While I generally agree with the sentiment behind GHSNC's "Banning Billboards Resolution," passed over a year ago, I think the wording is a bit softball and the focus is misplaced. Here's the text of the resolution:
Banning Billboards Resolution
Whereas billboards in the Granada Hills South Neighborhood Council area have become a site of continual graffiti and vandalism;
Whereas billboard operators and owners in the GHSNC area have not fulfilled their stewardship in maintaining aesthetically pleasing billboard signs, allowing their property to wallow in the stains of graffiti thus forcing our stakeholders to be over-exposed to continual vandalism and encouraging blight in our community;
We, the Granada Hills South Neighborhood Council strongly request the Los Angeles City Council and the city of Los Angeles to pass legislation which bans and removes, at the owners’ expense, all billboards in our boundaries within 90 days of the passing of this resolution.
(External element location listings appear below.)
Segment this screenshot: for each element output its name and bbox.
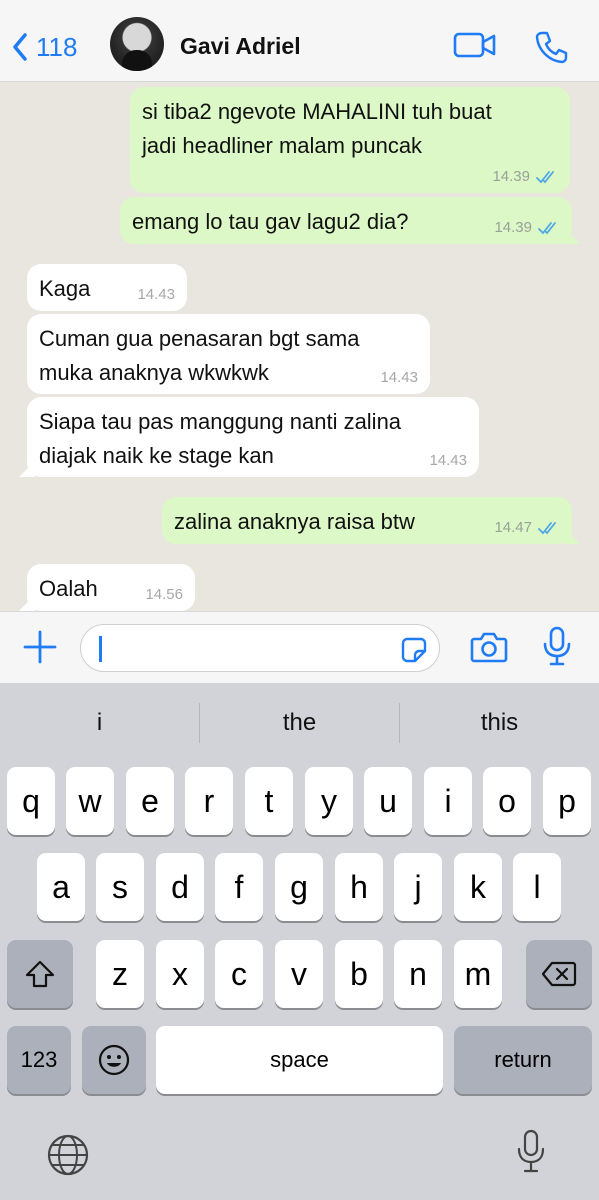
message-time: 14.39 <box>494 219 532 236</box>
bubble-tail <box>19 595 35 611</box>
message-bubble-outgoing[interactable]: si tiba2 ngevote MAHALINI tuh buat jadi … <box>130 87 570 193</box>
microphone-icon <box>543 626 571 666</box>
message-time: 14.43 <box>429 452 467 469</box>
message-text: jadi headliner malam puncak <box>142 133 423 158</box>
message-time: 14.43 <box>380 369 418 386</box>
message-time: 14.43 <box>137 286 175 303</box>
message-text: Siapa tau pas manggung nanti zalina <box>39 409 402 434</box>
key-q[interactable]: q <box>7 767 55 835</box>
message-bubble-incoming[interactable]: Cuman gua penasaran bgt sama muka anakny… <box>27 314 430 394</box>
contact-name[interactable]: Gavi Adriel <box>180 33 301 60</box>
space-key[interactable]: space <box>156 1026 443 1094</box>
key-c[interactable]: c <box>215 940 263 1008</box>
message-time: 14.47 <box>494 519 532 536</box>
bubble-tail <box>19 461 35 477</box>
key-p[interactable]: p <box>543 767 591 835</box>
suggestion-3[interactable]: this <box>400 703 599 763</box>
globe-icon <box>47 1134 89 1176</box>
bubble-tail <box>564 528 580 544</box>
shift-icon <box>25 960 55 988</box>
key-z[interactable]: z <box>96 940 144 1008</box>
message-input[interactable] <box>80 624 440 672</box>
shift-key[interactable] <box>7 940 73 1008</box>
backspace-key[interactable] <box>526 940 592 1008</box>
key-v[interactable]: v <box>275 940 323 1008</box>
key-n[interactable]: n <box>394 940 442 1008</box>
key-u[interactable]: u <box>364 767 412 835</box>
camera-button[interactable] <box>470 630 508 669</box>
key-m[interactable]: m <box>454 940 502 1008</box>
message-bubble-incoming[interactable]: Kaga 14.43 <box>27 264 187 311</box>
message-time: 14.39 <box>492 168 530 185</box>
key-h[interactable]: h <box>335 853 383 921</box>
key-w[interactable]: w <box>66 767 114 835</box>
backspace-icon <box>541 961 577 987</box>
plus-icon <box>23 630 57 664</box>
sticker-button[interactable] <box>401 637 427 668</box>
key-b[interactable]: b <box>335 940 383 1008</box>
back-button[interactable]: 118 <box>12 28 77 66</box>
avatar[interactable] <box>110 17 164 71</box>
voice-message-button[interactable] <box>542 626 572 673</box>
message-text: muka anaknya wkwkwk <box>39 360 269 385</box>
numbers-key[interactable]: 123 <box>7 1026 71 1094</box>
emoji-key[interactable] <box>82 1026 146 1094</box>
voice-call-button[interactable] <box>534 30 568 69</box>
key-k[interactable]: k <box>454 853 502 921</box>
key-x[interactable]: x <box>156 940 204 1008</box>
video-call-button[interactable] <box>453 30 497 65</box>
key-r[interactable]: r <box>185 767 233 835</box>
key-l[interactable]: l <box>513 853 561 921</box>
suggestion-1[interactable]: i <box>0 703 199 763</box>
key-o[interactable]: o <box>483 767 531 835</box>
key-d[interactable]: d <box>156 853 204 921</box>
key-e[interactable]: e <box>126 767 174 835</box>
key-i[interactable]: i <box>424 767 472 835</box>
keyboard: i the this q w e r t y u i o p a s d f g… <box>0 683 599 1200</box>
emoji-icon <box>98 1044 130 1076</box>
message-bubble-incoming[interactable]: Siapa tau pas manggung nanti zalina diaj… <box>19 397 479 477</box>
dictation-button[interactable] <box>516 1129 546 1180</box>
bubble-tail <box>564 228 580 244</box>
message-bubble-outgoing[interactable]: zalina anaknya raisa btw 14.47 <box>162 497 580 544</box>
chevron-left-icon <box>13 33 27 61</box>
camera-icon <box>470 632 508 663</box>
phone-icon <box>535 31 568 64</box>
return-key[interactable]: return <box>454 1026 592 1094</box>
text-cursor <box>99 636 102 662</box>
message-composer <box>0 611 599 683</box>
video-camera-icon <box>453 32 496 58</box>
key-g[interactable]: g <box>275 853 323 921</box>
microphone-icon <box>517 1129 545 1173</box>
key-t[interactable]: t <box>245 767 293 835</box>
globe-button[interactable] <box>46 1133 90 1182</box>
message-text: diajak naik ke stage kan <box>39 443 274 468</box>
read-ticks-icon <box>538 222 556 235</box>
key-y[interactable]: y <box>305 767 353 835</box>
sticker-icon <box>401 637 427 663</box>
key-j[interactable]: j <box>394 853 442 921</box>
message-text: Cuman gua penasaran bgt sama <box>39 326 360 351</box>
message-bubble-incoming[interactable]: Oalah 14.56 <box>19 564 195 611</box>
message-list[interactable]: si tiba2 ngevote MAHALINI tuh buat jadi … <box>0 83 599 611</box>
message-bubble-outgoing[interactable]: emang lo tau gav lagu2 dia? 14.39 <box>120 197 580 244</box>
message-text: si tiba2 ngevote MAHALINI tuh buat <box>142 99 492 124</box>
chat-header: 118 Gavi Adriel <box>0 0 599 82</box>
read-ticks-icon <box>538 522 556 535</box>
key-s[interactable]: s <box>96 853 144 921</box>
key-a[interactable]: a <box>37 853 85 921</box>
key-f[interactable]: f <box>215 853 263 921</box>
attach-button[interactable] <box>22 629 58 670</box>
suggestion-2[interactable]: the <box>200 703 399 763</box>
message-time: 14.56 <box>145 586 183 603</box>
unread-count: 118 <box>36 31 78 62</box>
read-ticks-icon <box>536 171 554 184</box>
Hate to point this out, but it's been more than 90 days, and we still got billboards. Despite the best efforts of well-organized and hardworking groups like the Coalition to Ban Billboard Blight, we still got billboards. It's been estimated that maybe 4,000 billboards in the L.A. area are illegal, and we still got billboards. Ultimately, this is a David-and-Goliath type struggle, and Goliath is kicking our ass.
Here's where I differ with the above resolution: it defines grafitti as the problem and billboard removal as the solution.
Since I'm convinced that billboard removal is never, ever going to happen, ever, I have a different and somewhat radical perspective: I believe that billboards are the problem and grafitti is the solution. Or at least one of the most reasonable possible responses, when all other responses have failed.
Look at these pictures of perfectly un-graffitied billboards along Chatsworth Street and tell me they're not eyesores all by themselves:
Defacing billboards is a logical response on the part of people for whom all legal avenues of protest have failed. It is the logical response of people who desperately want the power to make choices about the appearance of the cities they live in, but have been denied that power by million-dollar megacorporations that are not in any way a part of their communities. How anguishing, to feel that as a resident of a city, you have no say in the way your own home town looks, because you are not a multi-millionaire.
Yet with a can of spraypaint, or a large-format printer, and some study of The Art and Science of Billboard Improvement, ordinary citizens finally have a voice.
I ask you: why should companies like Clear Channel be the only ones permitted to express themselves in public space?
Grafitti is not the problem; billboards are.